Chapter 6 outlines the procedural protocol to follow when treating patients with substandard endodontically treated teeth. The clinician’s objectives are:

  1. Establish a doctor–patient relationship based on considerate interaction especially when the patient is unaware of having an iatrogenic dental problem.
  2. Identify and correct the cause of the substandard treatment.
  3. Rule out the presence of line cracks in the pulp chamber or the clinical crown before endodontic or restorative retreatment.
  4. Prevent tooth crack propagation thru changing the treatment protocol to atraumatic endodontic and restorative retreatment.

The program contains advanced specialty knowledge that enhances the clinician diagnostic and treatment skills. The general practitioners need such knowledge because they perform 72%- 88% of endodontic treatments services provided in the USA and Canada.

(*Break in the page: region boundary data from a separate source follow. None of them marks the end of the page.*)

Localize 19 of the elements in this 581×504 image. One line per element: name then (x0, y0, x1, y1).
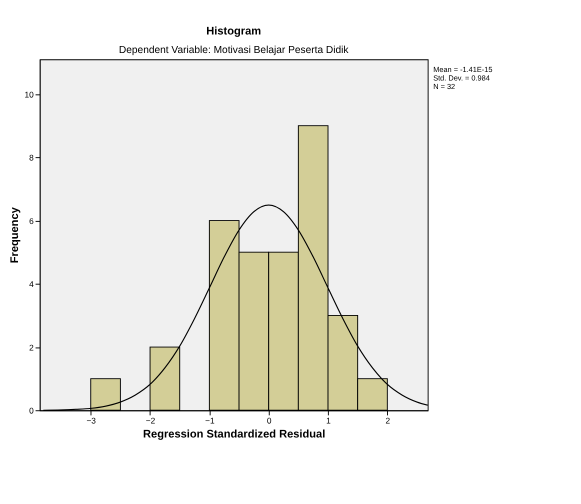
x-tick-label: −1 (205, 416, 215, 426)
y-tick-label: 4 (29, 279, 34, 290)
y-tick-label: 2 (29, 342, 34, 352)
y-tick-label: 0 (29, 406, 34, 416)
x-tick-label: −3 (86, 416, 96, 426)
text: N = 32 (433, 82, 456, 91)
chart-title: Histogram (206, 25, 262, 38)
text: Std. Dev. = 0.984 (433, 74, 490, 83)
x-tick-label: 1 (326, 416, 332, 426)
x-tick-label: 0 (266, 416, 272, 426)
x-tick-label: 2 (385, 416, 390, 426)
x-tick-label: −2 (146, 416, 156, 426)
y-axis-title: Frequency (9, 206, 21, 264)
chart-subtitle: Dependent Variable: Motivasi Belajar Peserta Didik (118, 44, 350, 56)
y-tick-label: 8 (29, 152, 34, 163)
y-tick-label: 6 (29, 216, 34, 226)
x-axis-title: Regression Standardized Residual (143, 428, 326, 441)
text: Mean = -1.41E-15 (433, 65, 492, 74)
y-tick-label: 10 (24, 89, 34, 100)
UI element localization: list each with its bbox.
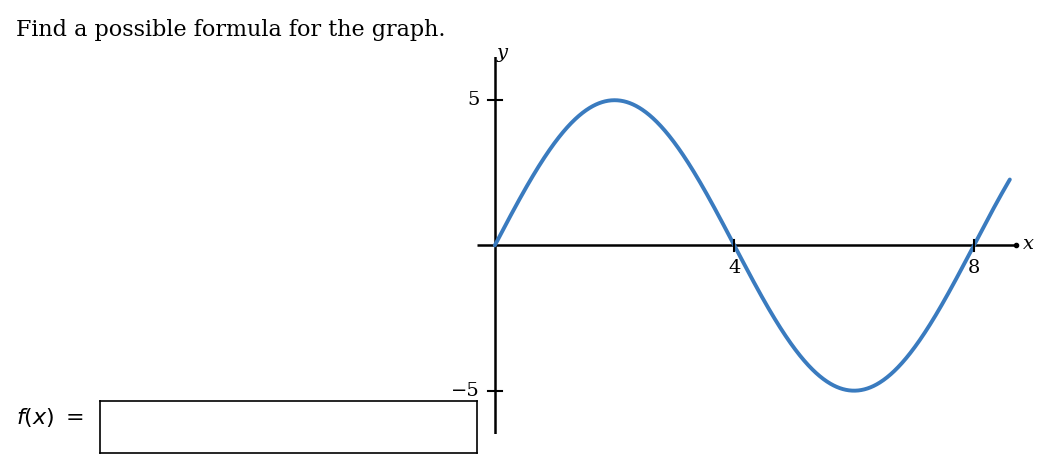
Text: Find a possible formula for the graph.: Find a possible formula for the graph. bbox=[16, 19, 445, 41]
Text: x: x bbox=[1023, 235, 1034, 253]
Text: 8: 8 bbox=[967, 259, 980, 277]
Text: 4: 4 bbox=[728, 259, 741, 277]
Text: 5: 5 bbox=[467, 91, 480, 109]
Text: y: y bbox=[497, 44, 507, 62]
Text: −5: −5 bbox=[451, 382, 480, 400]
Text: $f(x)\ =$: $f(x)\ =$ bbox=[16, 406, 84, 429]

Chapter five discusses the role of the dental school as an important influencing factor in resolving the problem of substandard endodontic treatment. Endodontic curricula must have additional instructional hours’ time. Need to focus on more relevant content presented by full-time endodontic faculty committed only to the undergraduate curriculum and advanced continuing education courses to the general practitioners.

This program offers concepts, methods and guiding principles based on evidence, and tested clinical practices. The goal is to enhance the clinicians understanding of endodontic treatment diagnostics and the relationship between endodontic treatment and tooth structure cracks.